On the subject of animals, I have to tell you this story. Before we left, we were warned that the Herero people live in the land of the scorpion. And though I didn't see one, let me tell you, the holes which they make in the ground were everywhere! You never went anywhere at night without a flashlight. We were also told to wear shoes when walking through tall grass because of the amount of cobras in the area. Though I never saw one alive (at least on the farm) I got to see a dead one right when I woke up the first morning there. As I came out of my room, the man who slept in the hut next to me called me over. He pointed to the ground, where my eyes met a dead snake. Then he said "Here is the cobra that I killed in my room this morning. They are very poisonous, so be careful." Now, if I told you that I was terrified, that would be a lie. However, if I told you that I was just slightly unnerved by the idea of finding one of them under my bed the next morning, that would be an even bigger lie!

This is getting to be a long entry, and has the potential to go on much longer. So, if its OK with you, I think I will just make a list of some of the other interesting/fun events which happened during my stay.

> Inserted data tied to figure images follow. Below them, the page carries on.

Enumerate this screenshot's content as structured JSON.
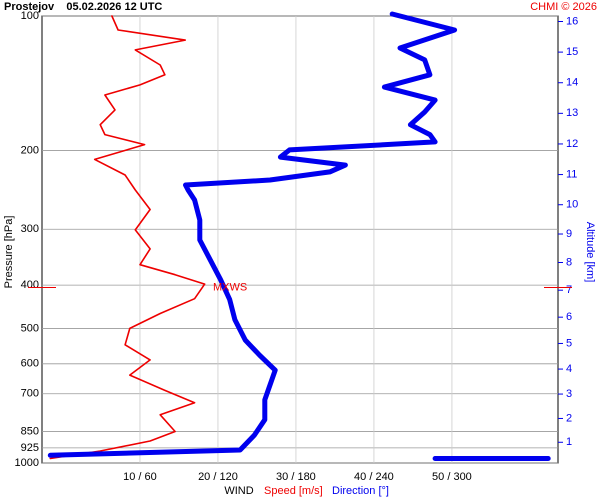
{
  "chart_data": {
    "type": "profile",
    "title": "Prostejov    05.02.2026 12 UTC",
    "credit": "CHMI © 2026",
    "ylabel": "Pressure [hPa]",
    "y2label": "Altitude [km]",
    "xlabel": "WIND",
    "annotation": {
      "text": "MXWS",
      "pressure": 405
    },
    "ylog": true,
    "grid": true,
    "ylim": [
      100,
      1000
    ],
    "yticks": [
      100,
      200,
      300,
      400,
      500,
      600,
      700,
      850,
      925,
      1000
    ],
    "y2ticks": [
      1,
      2,
      3,
      4,
      5,
      6,
      7,
      8,
      9,
      10,
      11,
      12,
      13,
      14,
      15,
      16
    ],
    "xlim": [
      -2.56,
      63.6
    ],
    "x2lim": [
      -15.4,
      381.5
    ],
    "xticks": [
      {
        "value": 10,
        "label": "10 / 60"
      },
      {
        "value": 20,
        "label": "20 / 120"
      },
      {
        "value": 30,
        "label": "30 / 180"
      },
      {
        "value": 40,
        "label": "40 / 240"
      },
      {
        "value": 50,
        "label": "50 / 300"
      }
    ],
    "series": [
      {
        "name": "Speed [m/s]",
        "color": "#ee0000",
        "axis": "x",
        "pressure": [
          100,
          107.5,
          113.2,
          119.1,
          128.7,
          135.4,
          142.6,
          150.2,
          162.2,
          175.1,
          184.2,
          194,
          209.3,
          226.8,
          245.1,
          271,
          301,
          332,
          360,
          379,
          398,
          429,
          463,
          500,
          544,
          588,
          636,
          688,
          733,
          780,
          850,
          893,
          940,
          977
        ],
        "values": [
          6.4,
          7.2,
          15.8,
          9.4,
          12.6,
          13.2,
          10,
          5.5,
          6.8,
          4.9,
          5.5,
          10.6,
          4.2,
          8.1,
          9.4,
          11.3,
          9.4,
          11.3,
          10,
          14.5,
          18.3,
          17,
          12.6,
          8.7,
          8.1,
          11.3,
          8.7,
          13.2,
          17,
          12.6,
          14.5,
          11.3,
          4.9,
          -1.5
        ]
      },
      {
        "name": "Direction [°]",
        "color": "#0000ee",
        "axis": "x2",
        "pressure": [
          99,
          107.5,
          117.9,
          125.4,
          135.4,
          144.2,
          154.2,
          164,
          175.1,
          184.2,
          191.3,
          199.3,
          206.9,
          215.5,
          223.2,
          232.8,
          238.8,
          245.1,
          258,
          286,
          317,
          351,
          389,
          431,
          478,
          531,
          574,
          620,
          669,
          722,
          800,
          866,
          935,
          961,
          null,
          977,
          977
        ],
        "values": [
          254,
          302,
          260,
          279,
          283,
          248,
          287,
          279,
          268,
          283,
          287,
          175,
          168,
          218,
          206,
          160,
          95,
          97,
          102,
          106,
          106,
          114,
          122,
          129,
          133,
          141,
          152,
          164,
          160,
          156,
          156,
          148,
          137,
          -9,
          null,
          287,
          374
        ]
      }
    ]
  }
}
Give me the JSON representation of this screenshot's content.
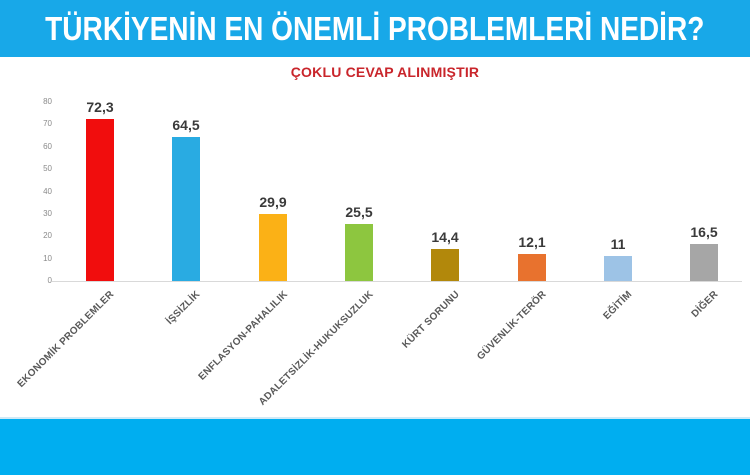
{
  "header": {
    "title": "TÜRKİYENİN EN ÖNEMLİ PROBLEMLERİ NEDİR?"
  },
  "colors": {
    "band_top": "#18a8e8",
    "band_bottom": "#00aef0",
    "subtitle": "#c9252b",
    "value_label": "#3a3a3a",
    "axis_label": "#8a8a8a",
    "category_label": "#595959",
    "baseline": "#d9d9d9",
    "title_text": "#ffffff"
  },
  "chart_data": {
    "type": "bar",
    "title": "TÜRKİYENİN EN ÖNEMLİ PROBLEMLERİ NEDİR?",
    "subtitle": "ÇOKLU CEVAP ALINMIŞTIR",
    "categories": [
      "EKONOMİK PROBLEMLER",
      "İŞSİZLİK",
      "ENFLASYON-PAHALILIK",
      "ADALETSİZLİK-HUKUKSUZLUK",
      "KÜRT SORUNU",
      "GÜVENLİK-TERÖR",
      "EĞİTİM",
      "DİĞER"
    ],
    "values": [
      72.3,
      64.5,
      29.9,
      25.5,
      14.4,
      12.1,
      11,
      16.5
    ],
    "value_labels": [
      "72,3",
      "64,5",
      "29,9",
      "25,5",
      "14,4",
      "12,1",
      "11",
      "16,5"
    ],
    "bar_colors": [
      "#f10d0d",
      "#29abe2",
      "#fbb116",
      "#8dc63f",
      "#b2880b",
      "#e8722e",
      "#9dc3e6",
      "#a6a6a6"
    ],
    "xlabel": "",
    "ylabel": "",
    "ylim": [
      0,
      80
    ],
    "yticks": [
      0,
      10,
      20,
      30,
      40,
      50,
      60,
      70,
      80
    ],
    "grid": false,
    "legend": "none"
  }
}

I don't think they all warrant a long story anyway.

-Climb beautiful rock landscapes, even seeing some ancient rock paintings along the way, including hand prints of the bushmen who created them
-Visit the school where Arnold teaches social studies. I was interested to see how graphic the AIDS education is for kids in 5th grade, but I guess in Africa you have to make kids grow up fast on issues of sex and disease.
-Have a BBQ celebration with all the host families in a dry riverbed to say thank you as well as to celebrate Namibian Independence Day.

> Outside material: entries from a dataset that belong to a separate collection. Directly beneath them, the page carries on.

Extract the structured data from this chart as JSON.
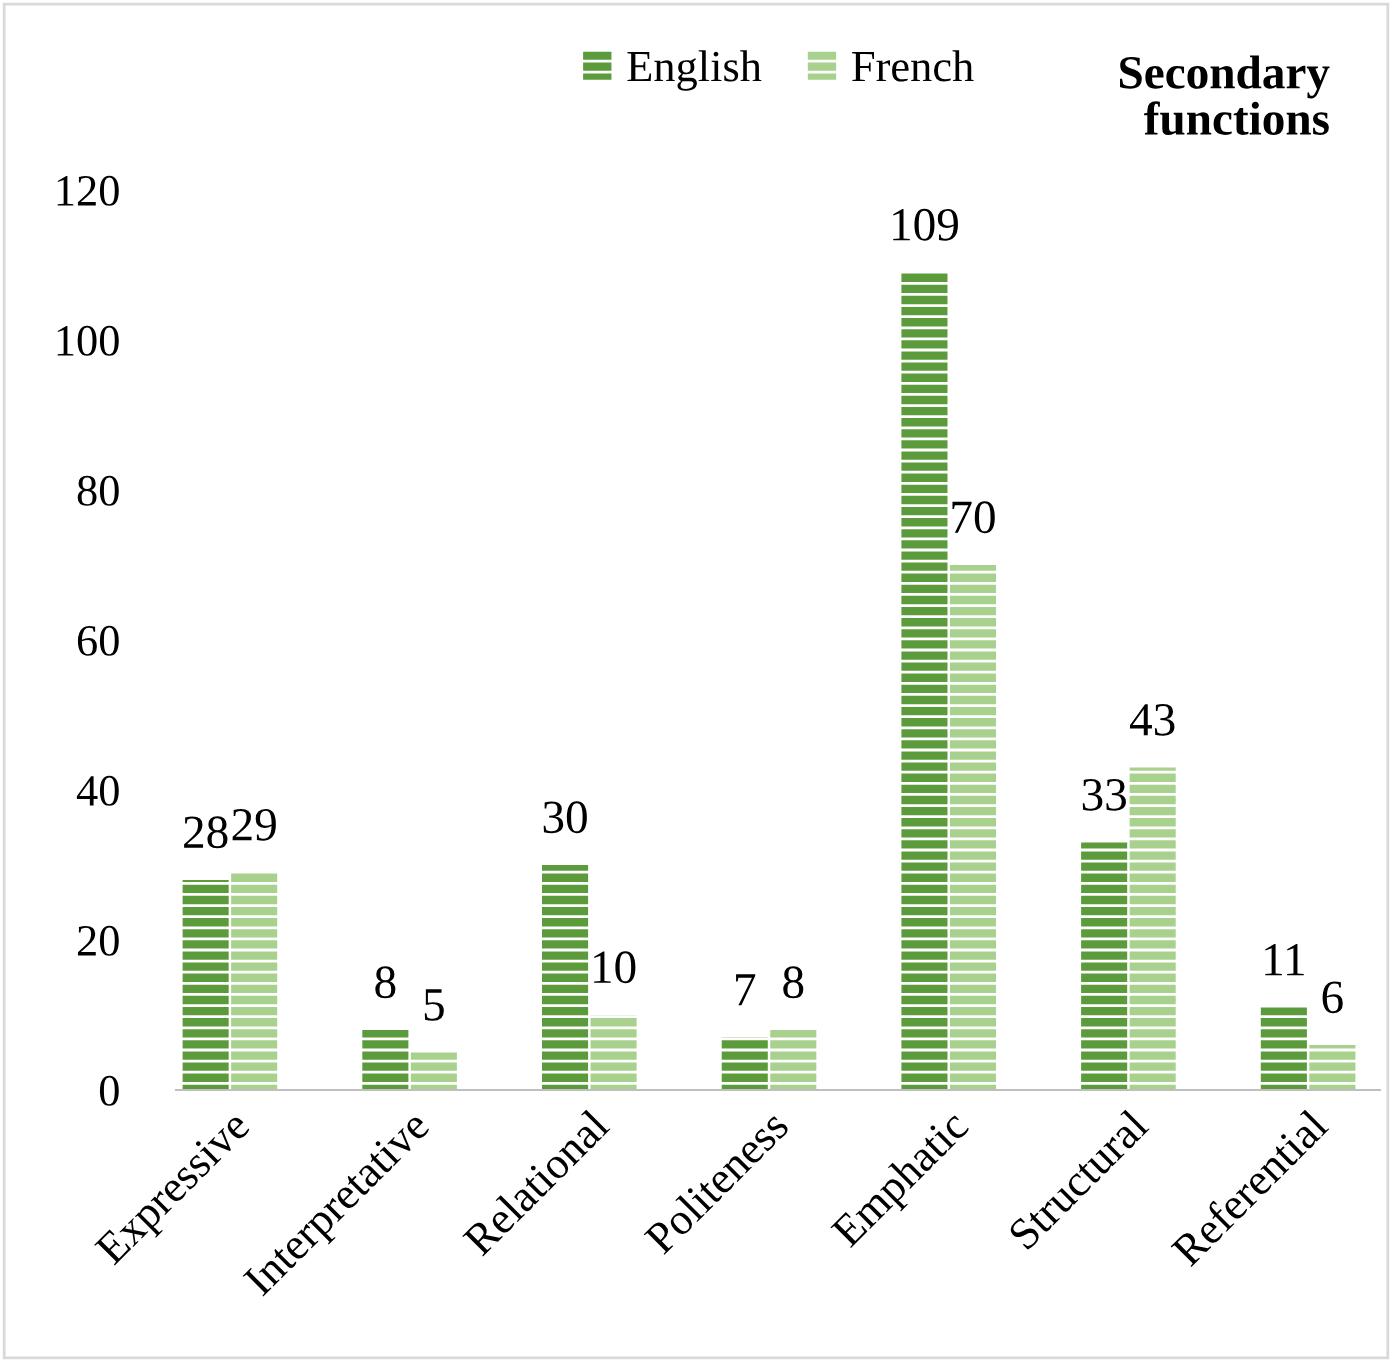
{
  "chart_data": {
    "type": "bar",
    "title": "Secondary functions",
    "categories": [
      "Expressive",
      "Interpretative",
      "Relational",
      "Politeness",
      "Emphatic",
      "Structural",
      "Referential"
    ],
    "series": [
      {
        "name": "English",
        "color": "#5b9b3c",
        "values": [
          28,
          8,
          30,
          7,
          109,
          33,
          11
        ]
      },
      {
        "name": "French",
        "color": "#a9d18e",
        "values": [
          29,
          5,
          10,
          8,
          70,
          43,
          6
        ]
      }
    ],
    "ylim": [
      0,
      120
    ],
    "yticks": [
      0,
      20,
      40,
      60,
      80,
      100,
      120
    ],
    "grid": false,
    "legend": "top",
    "data_labels": true
  }
}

-Shower in a bucket. If you are looking for a way to get to know yourself, I would like to recommend this. I doesn't get much better!
-Sit around the fire at night and drink tea that tastes like candy. In one pot of tea, it is not uncommon to put an entire coffee mug filled with sugar in it.
-Fend off the army of flies which assalted us on a daily basis.
-Ride the most rickety bick I have ever been on, lose the bicycle seat while walking it back to the owner with a friend of mine, and then spend a good half hour following the tire tracks through the grass back to the spot where it fell off.
-Milk a cow for the first time in my life. If you keep the udders wet, it really isn't too difficult!